Deadly suicide bombing hits Nigerian city

At least 19 people killed in attack in Maiduguri in Borno state, and two more killed later in a blast in Potiskum.

    Deadly suicide bombing hits Nigerian city

    A suicide bomb attack by a young girl in the northeast Nigerian city of Maiduguri has killed 19 people, while another a bomb-laden car exploded in Yobe state, killing a further two people, police said.

    The first blast happened at about 12:40pm local time (11:40 GMT) on Saturday near the live chicken section of the city's Monday Market, AFP news agency said.

    The attacker was believed to be a girl as young as 10 years old, according to sources quoted by AFP news agency.

    Al Jazeera's Ahmed Idris, speaking from Abuja, quoted police as saying there were six deaths while another 20 people were injured. The attack had not yet been claimed. 

    A second blast occured at about 3:30 pm (14:30 GMT) on Saturday in the Potiskum Area Command. 

    Our correspondent Idris said that there were conflicting reports but that police sources said that the car bomb had detonated while being searched by policemen as the owner was being questioned in the police station. 

    "It was while they were at the gates of the police station undergoing security checks that the car exploded," an officer, who spoke on condition of anonymity told AFP news agency. 

    "The policeman and the driver have been confirmed dead but details of other casualties are not clear yet," he said.

    'Deadliest' attack

    The bombing occurred a day after violence in Baga, another town in Borno on the border with Chad, left about 2,000 people - mostly children and women - dead, according to Amnesty International, the UK-based human-rights organisation.

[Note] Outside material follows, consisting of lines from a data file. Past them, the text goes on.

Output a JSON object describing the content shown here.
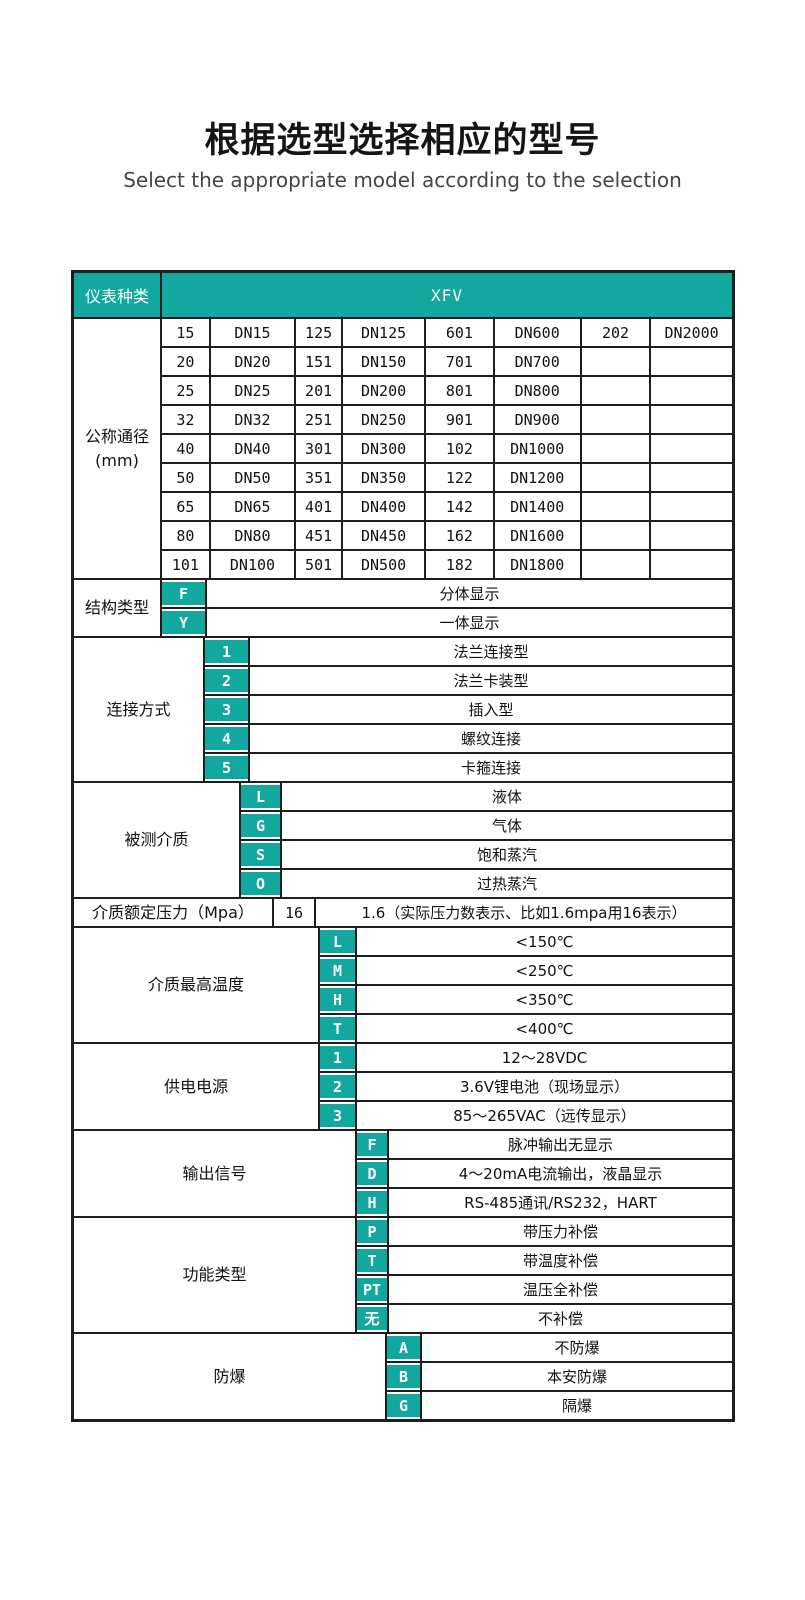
{
  "page": {
    "title": "根据选型选择相应的型号",
    "subtitle": "Select the appropriate model according to the selection"
  },
  "colors": {
    "accent": "#12a8a0",
    "border": "#1e1e1e"
  },
  "table": {
    "header": {
      "label": "仪表种类",
      "value": "XFV"
    },
    "diameter": {
      "label": "公称通径",
      "label_sub": "(mm)",
      "rows": [
        [
          "15",
          "DN15",
          "125",
          "DN125",
          "601",
          "DN600",
          "202",
          "DN2000"
        ],
        [
          "20",
          "DN20",
          "151",
          "DN150",
          "701",
          "DN700",
          "",
          ""
        ],
        [
          "25",
          "DN25",
          "201",
          "DN200",
          "801",
          "DN800",
          "",
          ""
        ],
        [
          "32",
          "DN32",
          "251",
          "DN250",
          "901",
          "DN900",
          "",
          ""
        ],
        [
          "40",
          "DN40",
          "301",
          "DN300",
          "102",
          "DN1000",
          "",
          ""
        ],
        [
          "50",
          "DN50",
          "351",
          "DN350",
          "122",
          "DN1200",
          "",
          ""
        ],
        [
          "65",
          "DN65",
          "401",
          "DN400",
          "142",
          "DN1400",
          "",
          ""
        ],
        [
          "80",
          "DN80",
          "451",
          "DN450",
          "162",
          "DN1600",
          "",
          ""
        ],
        [
          "101",
          "DN100",
          "501",
          "DN500",
          "182",
          "DN1800",
          "",
          ""
        ]
      ]
    },
    "sections": [
      {
        "id": "structure-type",
        "label": "结构类型",
        "options": [
          {
            "code": "F",
            "desc": "分体显示"
          },
          {
            "code": "Y",
            "desc": "一体显示"
          }
        ]
      },
      {
        "id": "connection-type",
        "label": "连接方式",
        "options": [
          {
            "code": "1",
            "desc": "法兰连接型"
          },
          {
            "code": "2",
            "desc": "法兰卡装型"
          },
          {
            "code": "3",
            "desc": "插入型"
          },
          {
            "code": "4",
            "desc": "螺纹连接"
          },
          {
            "code": "5",
            "desc": "卡箍连接"
          }
        ]
      },
      {
        "id": "measured-medium",
        "label": "被测介质",
        "options": [
          {
            "code": "L",
            "desc": "液体"
          },
          {
            "code": "G",
            "desc": "气体"
          },
          {
            "code": "S",
            "desc": "饱和蒸汽"
          },
          {
            "code": "O",
            "desc": "过热蒸汽"
          }
        ]
      },
      {
        "id": "rated-pressure",
        "label": "介质额定压力（Mpa）",
        "options": [
          {
            "code": "16",
            "desc": "1.6（实际压力数表示、比如1.6mpa用16表示）"
          }
        ]
      },
      {
        "id": "max-temperature",
        "label": "介质最高温度",
        "options": [
          {
            "code": "L",
            "desc": "<150℃"
          },
          {
            "code": "M",
            "desc": "<250℃"
          },
          {
            "code": "H",
            "desc": "<350℃"
          },
          {
            "code": "T",
            "desc": "<400℃"
          }
        ]
      },
      {
        "id": "power-supply",
        "label": "供电电源",
        "options": [
          {
            "code": "1",
            "desc": "12～28VDC"
          },
          {
            "code": "2",
            "desc": "3.6V锂电池（现场显示）"
          },
          {
            "code": "3",
            "desc": "85～265VAC（远传显示）"
          }
        ]
      },
      {
        "id": "output-signal",
        "label": "输出信号",
        "options": [
          {
            "code": "F",
            "desc": "脉冲输出无显示"
          },
          {
            "code": "D",
            "desc": "4～20mA电流输出，液晶显示"
          },
          {
            "code": "H",
            "desc": "RS-485通讯/RS232，HART"
          }
        ]
      },
      {
        "id": "function-type",
        "label": "功能类型",
        "options": [
          {
            "code": "P",
            "desc": "带压力补偿"
          },
          {
            "code": "T",
            "desc": "带温度补偿"
          },
          {
            "code": "PT",
            "desc": "温压全补偿"
          },
          {
            "code": "无",
            "desc": "不补偿"
          }
        ]
      },
      {
        "id": "explosion-proof",
        "label": "防爆",
        "options": [
          {
            "code": "A",
            "desc": "不防爆"
          },
          {
            "code": "B",
            "desc": "本安防爆"
          },
          {
            "code": "G",
            "desc": "隔爆"
          }
        ]
      }
    ]
  }
}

    The numbers of people killed have not yet been independently confirmed, but the conflict in Baga on Friday, being blamed on Boko Haram, is reportedly among the worst in Nigeria in six years.

    Daniel Eyre, Nigerian researcher for Amnesty International said in the organisation's statement called that attack "Boko Haram's deadliest act in a catalogue of increasingly heinous attacks carried out by the group."

    "If reports that the town was largely razed to the ground and that hundreds or even as many as two thousand civilians were killed are true, this marks a disturbing and bloody escalation of Boko Haram's ongoing onslaught against the civilian population," he said.

    The town and at least 16 nearby settlements in and around Lake Chad were burnt to the ground and at least 20,000 people forced to flee their homes, AFP news agency reported.

    The US has condemned the spike in the Boko Haram-related attacks saying that the attackers must be held accountable. 

    "The United States condemns the recent escalation of attacks on civilians carried out by Boko Haram, which shows no regard for human life. All those responsible for these recurring terrorist attacks must be held accountable," the US State Department said in a statement late on Friday.